I’m using a speech recognition layer implemented outside Inform 7 to feed input into my Inform 7 game. I’d like to bias my speech recognition algorithm towards the words that my game can understand. Is there any way to just get a list of all those words?
I don’t think there’s an officially supported way to do this. However, you could try applying the following regular expression on the generated Inform 6 source:
(?<!!.*)'(.[^&<>=|,.+'-\s]+)'(?!.*")
That should give you all the single-quoted dictionary words (like 'this'
), which are all the ones the parser can even attempt to understand.
In theory, one should be able to add:
Include (- Message "----------"; Trace dictionary; -) after "Output.i6t".
and then see the complete list of words in the story’s dictionary as part of compilation output on the Results/Progress tab.
In practice, this seems to work when compiling for Z-machine, but not for Glulx (though Glulx output does tell how many words are in the dictionary and is formatted in a way that suggests it is intended to output the list of words).
Note that this is shows the dictionary entries as encoded, which means words can be truncated, especially those including special characters.

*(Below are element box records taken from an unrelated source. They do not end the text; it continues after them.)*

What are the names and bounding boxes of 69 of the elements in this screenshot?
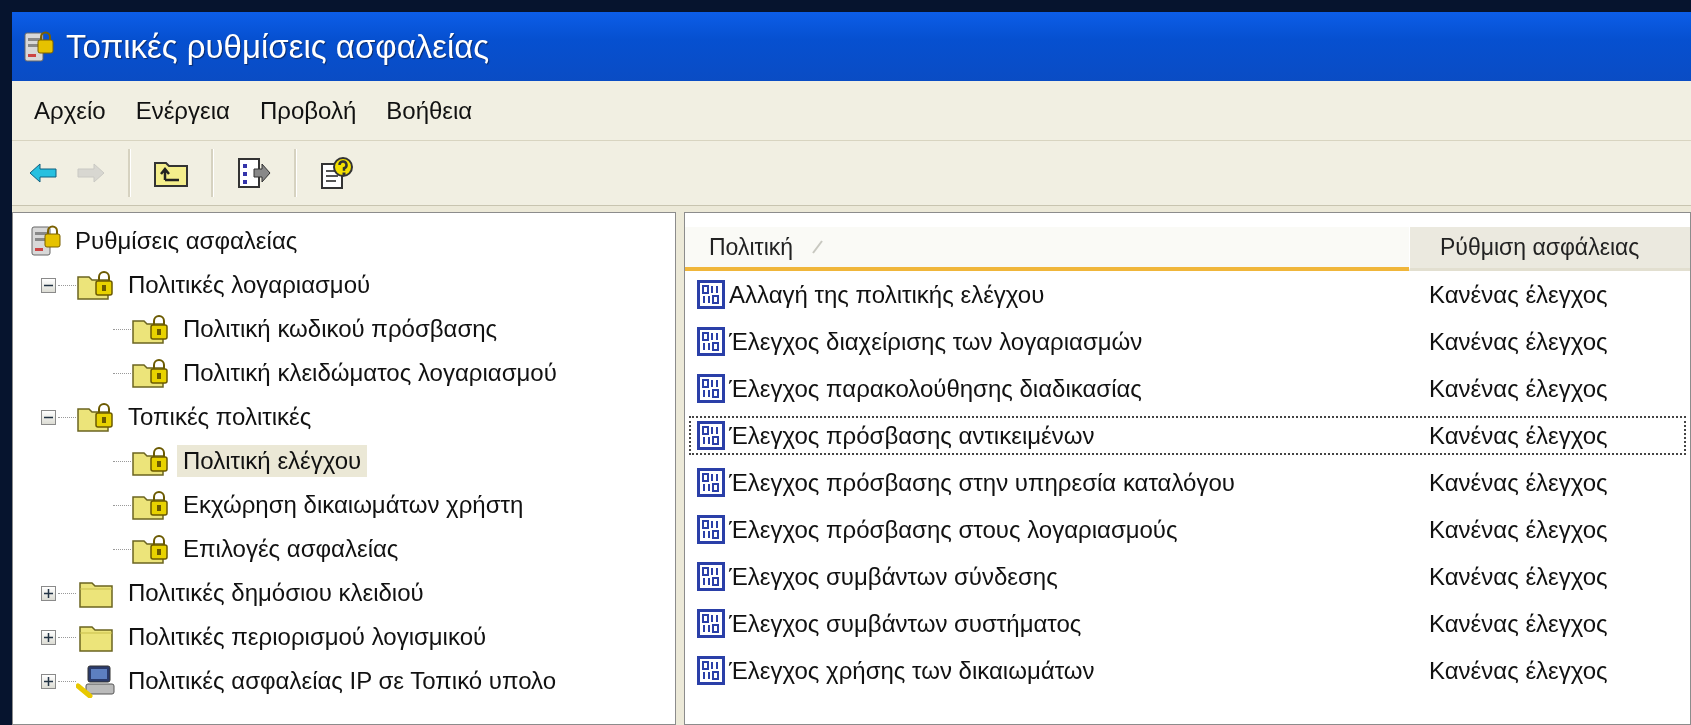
policy-name: Αλλαγή της πολιτικής ελέγχου bbox=[729, 280, 1045, 309]
list-row[interactable]: Έλεγχος συμβάντων συστήματος Κανένας έλεγχος bbox=[685, 600, 1690, 647]
policy-icon bbox=[697, 420, 727, 451]
policy-name: Έλεγχος παρακολούθησης διαδικασίας bbox=[729, 374, 1142, 403]
tree-item[interactable]: Πολιτικές λογαριασμού bbox=[122, 269, 377, 301]
policy-setting: Κανένας έλεγχος bbox=[1428, 468, 1609, 497]
list-row[interactable]: Έλεγχος πρόσβασης αντικειμένων Κανένας έλεγχος bbox=[685, 412, 1690, 459]
policy-setting: Κανένας έλεγχος bbox=[1428, 327, 1609, 356]
policy-name: Έλεγχος συμβάντων συστήματος bbox=[729, 609, 1082, 638]
policy-icon bbox=[697, 467, 727, 498]
locked-folder-icon bbox=[131, 313, 171, 345]
policy-icon bbox=[697, 561, 727, 592]
list-row[interactable]: Έλεγχος παρακολούθησης διαδικασίας Κανένας έλεγχος bbox=[685, 365, 1690, 412]
policy-icon bbox=[697, 608, 727, 639]
tree-item[interactable]: Πολιτικές περιορισμού λογισμικού bbox=[122, 621, 493, 653]
policy-setting: Κανένας έλεγχος bbox=[1428, 656, 1609, 685]
policy-setting: Κανένας έλεγχος bbox=[1428, 562, 1609, 591]
tree-item[interactable]: Εκχώρηση δικαιωμάτων χρήστη bbox=[177, 489, 530, 521]
policy-icon bbox=[697, 655, 727, 686]
column-header[interactable]: Πολιτική bbox=[685, 227, 1409, 271]
policy-setting: Κανένας έλεγχος bbox=[1428, 374, 1609, 403]
expander-icon[interactable] bbox=[41, 409, 56, 425]
expander-icon[interactable] bbox=[41, 629, 56, 645]
list-row[interactable]: Έλεγχος συμβάντων σύνδεσης Κανένας έλεγχος bbox=[685, 553, 1690, 600]
policy-name: Έλεγχος πρόσβασης στους λογαριασμούς bbox=[729, 515, 1178, 544]
expander-icon[interactable] bbox=[41, 585, 56, 601]
list-row[interactable]: Έλεγχος πρόσβασης στους λογαριασμούς Κανένας έλεγχος bbox=[685, 506, 1690, 553]
locked-folder-icon bbox=[131, 445, 171, 477]
server-icon bbox=[29, 224, 63, 258]
policy-setting: Κανένας έλεγχος bbox=[1428, 421, 1609, 450]
locked-folder-icon bbox=[131, 489, 171, 521]
tree-item[interactable]: Πολιτική κλειδώματος λογαριασμού bbox=[177, 357, 563, 389]
locked-folder-icon bbox=[131, 533, 171, 565]
list-row[interactable]: Αλλαγή της πολιτικής ελέγχου Κανένας έλεγχος bbox=[685, 271, 1690, 318]
tree-item[interactable]: Πολιτική ελέγχου bbox=[177, 445, 368, 477]
tree-item[interactable]: Πολιτικές ασφαλείας IP σε Τοπικό υπολο bbox=[122, 665, 563, 697]
locked-folder-icon bbox=[76, 401, 116, 433]
policy-setting: Κανένας έλεγχος bbox=[1428, 515, 1609, 544]
expander-icon[interactable] bbox=[41, 673, 56, 689]
policy-name: Έλεγχος πρόσβασης στην υπηρεσία καταλόγου bbox=[729, 468, 1235, 497]
policy-name: Έλεγχος χρήσης των δικαιωμάτων bbox=[729, 656, 1095, 685]
tree-item[interactable]: Επιλογές ασφαλείας bbox=[177, 533, 405, 565]
policy-setting: Κανένας έλεγχος bbox=[1428, 280, 1609, 309]
column-header[interactable]: Ρύθμιση ασφάλειας bbox=[1409, 227, 1690, 271]
list-row[interactable]: Έλεγχος διαχείρισης των λογαριασμών Κανένας έλεγχος bbox=[685, 318, 1690, 365]
list-row[interactable]: Έλεγχος πρόσβασης στην υπηρεσία καταλόγου Κανένας έλεγχος bbox=[685, 459, 1690, 506]
policy-icon bbox=[697, 373, 727, 404]
menu-item[interactable]: Προβολή bbox=[251, 92, 365, 129]
tree-item[interactable]: Ρυθμίσεις ασφαλείας bbox=[69, 225, 304, 257]
policy-name: Έλεγχος διαχείρισης των λογαριασμών bbox=[729, 327, 1143, 356]
list-row[interactable]: Έλεγχος χρήσης των δικαιωμάτων Κανένας έλεγχος bbox=[685, 647, 1690, 694]
policy-icon bbox=[697, 326, 727, 357]
menu-item[interactable]: Ενέργεια bbox=[127, 92, 238, 129]
policy-icon bbox=[697, 514, 727, 545]
locked-folder-icon bbox=[76, 269, 116, 301]
window-icon bbox=[22, 29, 56, 64]
policy-icon bbox=[697, 279, 727, 310]
policy-name: Έλεγχος πρόσβασης αντικειμένων bbox=[729, 421, 1095, 450]
window-title: Τοπικές ρυθμίσεις ασφαλείας bbox=[66, 27, 490, 66]
tree-item[interactable]: Πολιτικές δημόσιου κλειδιού bbox=[122, 577, 430, 609]
menu-item[interactable]: Βοήθεια bbox=[378, 92, 481, 129]
policy-name: Έλεγχος συμβάντων σύνδεσης bbox=[729, 562, 1058, 591]
tree-item[interactable]: Πολιτική κωδικού πρόσβασης bbox=[177, 313, 504, 345]
expander-icon[interactable] bbox=[41, 277, 56, 293]
policy-setting: Κανένας έλεγχος bbox=[1428, 609, 1609, 638]
menu-item[interactable]: Αρχείο bbox=[26, 92, 114, 129]
locked-folder-icon bbox=[131, 357, 171, 389]
network-computer-icon bbox=[76, 664, 116, 698]
tree-item[interactable]: Τοπικές πολιτικές bbox=[122, 401, 318, 433]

The Glulx version of “Trace dictionary” only got implemented this year, so it’s not available in the current I7 release.
In the meantime, you can add the following to your game (Z-Machine or Glulx):
Include (-
#Ifdef TARGET_ZCODE;
[ ListAllDictWords i wsc da des dec;
da = HDR_DICTIONARY-->0;
wsc = da->0; ! word separator count
des = (da+wsc+1)->0; ! dictionary entry size (in bytes)
dec = (da+wsc+2)-->0; ! dictionary entry count
print "Words recognized by this story (", dec, "):^^";
for (i = da+wsc+4: i<da+wsc+4+(des*dec): i=i+des)
print " ", (address) i, "^";
new_line; new_line;
];
#Endif;
Ifdef TARGET_GLULX;
[ ListAllDictWords da dec ce;
da = #dictionary_table;
dec = da-->0;
print "Words recognized by this story (", dec, "):^^";
for (ce = da+WORDSIZE: dec>0: ce=ce+1+DICT_WORD_SIZE+2+2+2) {
print " ", (address) ce, "^";
dec--;
}
new_line; new_line;
];
#Endif;
-).
To list all known dictionary words:
(- ListAllDictWords(); -).
When play begins: [or set up your own debugging verb]
list all known dictionary words.
I suspect that if you’re tuning speech recognition, you’re going to want to divide this list up further by hand. You’ve got
- Words that you expect the player to use
- Words that you threw in because the player might use them (off-the-wall synonyms); you don’t want them getting in the way of primary vocabulary
- Words that I7 throws into every game which might not be relevant. (Every number from “one” to “thirty”, for example. “Lit”, “lighted”, and “unlit”.)
I’m now up to two extensions “by Otis T Dog” in my external dir (the other being Unavailable Things).
Thanks @ArdiMaster, that regexp could well be useful, but @otistdog wow you nailed it, thanks!
I was a little pleased to see my game understands more than 1,000 words.
This is totally a good idea. A fair amount of work but probably worth doing.
This is perhaps more annoying than the working solution you have already… but worth noting that it’s possible to dump the dictionary of any Zcode file, since it’s stored in a fairly structured way. (I’m working on a Z-machine that takes handwriting input, where I can’t modify the input stories, and this approach has been working well.) ZTools might be helpful if you end up going down that road?
I’m not sure if there’s any equivalent way to grab the dictionary from a Glulx game. (From my brief look at the spec, Glulx seems more general purpose and thus rather more difficult to extract data from.)
Incidentally, my experience from using this data for handwriting recognition is that:
- You want a fairly strong bias towards commands that the player will either use constantly (directions,
look
) or use to get help (help
orabout
, mostly) since if they don’t work it’s likely to constantly irritate the user. Thankfully a pretty short list. - For other words, a modest bias is helpful, but not so strong that it makes it hard to recognize words outside the dictionary. (Users don’t know the dictionary – and they probably shouldn’t – so they can’t tell a recognition failed because it’s not a dictionary word… it just feels like the thing not working well.)
I haven’t yet found much payoff from going any finer than that. Your mileage may very of course!